¹⁴CO₂ Evolution of Etiolated Seedlings in the Dark. Wild-type and atg5-1 etiolated seedlings were grown in the dark for 7 d and incubated in 10 mM MES-KOH, pH 6.5, supplemented with [1-¹⁴C]-, [3:4-¹⁴C]-, or [6-¹⁴C]Glc ([A] to [C], respectively). The ¹⁴CO₂ liberated was captured (every 40 min) in a KOH trap, and the amount of radiolabel released was subsequently quantified by liquid scintillation counting. Values are presented as average ± se of determinations of four independent samples per line.

Figure 6.

Lipid Analysis Suggests Altered Lipid Degradation in atg Mutants under Carbon Starvation. atg mutants as well as their respective wild-type and SA controls (NahG and atg5.NahG) were sown on 0.5× MS plates and grown in the dark for 6 d after imbibition. Lipid content was analyzed by UPLC-MS (n = 4 to 6). Detailed results of the assay for the depicted lines as well as additional lines are presented in Supplemental Data Set 1. (A) PCA of lipid levels. (B) Heat map of log₂ values of TAG relative levels in comparison to the wild type. Significant differences following Student’s t test are denoted by one asterisk (P < 0.05) or two asterisks (P < 0.01). (C) Heat map of log₂ values of FA relative levels in comparison to the wild type.
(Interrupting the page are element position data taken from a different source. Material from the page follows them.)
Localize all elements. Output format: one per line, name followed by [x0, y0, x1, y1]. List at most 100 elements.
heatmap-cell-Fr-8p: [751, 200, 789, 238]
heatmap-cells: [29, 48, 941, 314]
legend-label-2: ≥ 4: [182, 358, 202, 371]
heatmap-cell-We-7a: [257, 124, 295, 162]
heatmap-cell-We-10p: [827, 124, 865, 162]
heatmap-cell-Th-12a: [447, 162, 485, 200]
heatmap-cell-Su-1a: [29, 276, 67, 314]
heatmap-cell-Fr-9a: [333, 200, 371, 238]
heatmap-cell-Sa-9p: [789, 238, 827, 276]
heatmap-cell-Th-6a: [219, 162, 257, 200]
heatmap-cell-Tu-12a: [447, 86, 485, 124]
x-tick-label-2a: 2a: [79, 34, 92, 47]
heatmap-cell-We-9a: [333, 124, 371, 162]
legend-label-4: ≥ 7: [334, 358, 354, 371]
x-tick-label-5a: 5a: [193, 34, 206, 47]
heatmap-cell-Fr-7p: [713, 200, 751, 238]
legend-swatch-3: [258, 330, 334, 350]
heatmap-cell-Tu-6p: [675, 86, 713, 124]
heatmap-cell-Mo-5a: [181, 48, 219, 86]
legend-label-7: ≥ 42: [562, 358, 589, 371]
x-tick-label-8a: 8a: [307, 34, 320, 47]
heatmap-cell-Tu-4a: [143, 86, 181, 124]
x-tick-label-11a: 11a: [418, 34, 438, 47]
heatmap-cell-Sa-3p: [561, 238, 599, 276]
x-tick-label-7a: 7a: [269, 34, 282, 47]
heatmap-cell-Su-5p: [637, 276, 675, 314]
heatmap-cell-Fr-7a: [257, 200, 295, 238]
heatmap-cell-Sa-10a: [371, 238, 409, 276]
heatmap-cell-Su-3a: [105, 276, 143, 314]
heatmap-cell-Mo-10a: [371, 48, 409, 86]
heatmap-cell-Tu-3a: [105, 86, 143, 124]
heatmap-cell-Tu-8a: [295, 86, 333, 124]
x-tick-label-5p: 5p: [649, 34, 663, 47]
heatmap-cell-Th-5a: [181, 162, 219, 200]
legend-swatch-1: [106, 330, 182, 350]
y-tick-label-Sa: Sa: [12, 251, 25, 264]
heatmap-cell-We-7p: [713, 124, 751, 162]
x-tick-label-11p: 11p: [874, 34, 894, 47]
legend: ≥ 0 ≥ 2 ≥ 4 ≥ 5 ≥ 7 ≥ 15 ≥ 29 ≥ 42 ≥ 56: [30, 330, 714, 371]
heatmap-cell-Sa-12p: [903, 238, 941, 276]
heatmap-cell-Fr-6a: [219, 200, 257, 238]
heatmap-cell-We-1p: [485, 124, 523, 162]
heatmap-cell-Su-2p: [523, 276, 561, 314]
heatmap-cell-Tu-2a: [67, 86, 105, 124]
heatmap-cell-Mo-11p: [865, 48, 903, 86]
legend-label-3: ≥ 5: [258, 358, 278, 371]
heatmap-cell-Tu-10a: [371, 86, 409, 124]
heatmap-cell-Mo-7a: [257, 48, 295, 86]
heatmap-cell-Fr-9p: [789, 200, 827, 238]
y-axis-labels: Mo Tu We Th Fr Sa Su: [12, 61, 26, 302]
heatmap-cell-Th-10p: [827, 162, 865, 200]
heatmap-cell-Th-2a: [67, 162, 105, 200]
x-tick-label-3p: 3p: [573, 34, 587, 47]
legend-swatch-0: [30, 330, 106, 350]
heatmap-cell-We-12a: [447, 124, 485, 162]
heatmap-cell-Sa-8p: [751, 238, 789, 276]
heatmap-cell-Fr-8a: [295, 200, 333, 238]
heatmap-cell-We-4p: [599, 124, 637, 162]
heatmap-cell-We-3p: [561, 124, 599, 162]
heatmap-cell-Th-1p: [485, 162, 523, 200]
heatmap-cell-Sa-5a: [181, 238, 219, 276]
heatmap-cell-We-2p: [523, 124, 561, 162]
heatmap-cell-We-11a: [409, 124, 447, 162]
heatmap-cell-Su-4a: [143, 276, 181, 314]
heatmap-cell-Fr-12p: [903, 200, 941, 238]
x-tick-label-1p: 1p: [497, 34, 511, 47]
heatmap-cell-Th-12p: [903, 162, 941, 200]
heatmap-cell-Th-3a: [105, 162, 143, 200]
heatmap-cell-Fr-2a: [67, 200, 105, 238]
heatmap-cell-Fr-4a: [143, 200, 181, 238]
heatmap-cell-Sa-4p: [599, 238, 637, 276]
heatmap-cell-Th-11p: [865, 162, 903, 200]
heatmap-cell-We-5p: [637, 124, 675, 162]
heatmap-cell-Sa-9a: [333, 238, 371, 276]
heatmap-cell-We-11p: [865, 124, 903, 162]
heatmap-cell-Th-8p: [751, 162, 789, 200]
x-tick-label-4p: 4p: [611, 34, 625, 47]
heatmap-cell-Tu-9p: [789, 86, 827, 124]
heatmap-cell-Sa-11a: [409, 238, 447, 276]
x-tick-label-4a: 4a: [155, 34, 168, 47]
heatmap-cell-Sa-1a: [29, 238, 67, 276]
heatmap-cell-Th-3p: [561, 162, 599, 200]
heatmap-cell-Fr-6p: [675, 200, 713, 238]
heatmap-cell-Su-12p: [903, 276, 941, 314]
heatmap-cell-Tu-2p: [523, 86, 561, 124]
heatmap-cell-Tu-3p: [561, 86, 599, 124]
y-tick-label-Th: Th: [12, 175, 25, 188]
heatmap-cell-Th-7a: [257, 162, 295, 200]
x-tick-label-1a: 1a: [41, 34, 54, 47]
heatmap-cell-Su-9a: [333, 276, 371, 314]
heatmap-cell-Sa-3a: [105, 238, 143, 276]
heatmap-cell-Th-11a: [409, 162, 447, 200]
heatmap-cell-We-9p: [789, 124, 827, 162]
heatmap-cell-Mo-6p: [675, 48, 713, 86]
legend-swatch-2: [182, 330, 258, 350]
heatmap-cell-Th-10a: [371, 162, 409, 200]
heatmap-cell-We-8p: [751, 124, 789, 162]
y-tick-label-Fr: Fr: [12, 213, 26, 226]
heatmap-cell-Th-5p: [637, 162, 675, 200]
Significant differences following Student’s t test are denoted by one asterisk (P < 0.05) or two asterisks (P < 0.01). (D) Heat map of log₂ values of lysophosphatidylcholine (LysoPC) and LysoPE relative levels in comparison to the wild type. Significant differences following Student’s t test are denoted by one asterisk (P < 0.05) or two asterisks (P < 0.01).

Figure 7.

Altered Levels of Autophagy-Related Lipids in Carbon-Starved atg Mutants. atg mutants as well as their respective wild-type and SA controls (NahG and atg5.NahG) were sown on 0.5× MS plates and grown in the dark for 6 d after imbibition. Lipid content was analyzed by UPLC-MS (n = 4 to 6). Detailed results of the assay for the depicted lines as well as additional lines are presented in Supplemental Data Set 1. (A) Heat map of log₂ values of PI relative levels in comparison to the wild type. Significant differences following Student’s t test are denoted by one asterisk (P < 0.05) or two asterisks (P < 0.01). (B) Heat map of log₂ values of PE relative levels in comparison to the wild type. Significant differences following Student’s t test are denoted by one asterisk (P < 0.05) or two asterisks (P < 0.01).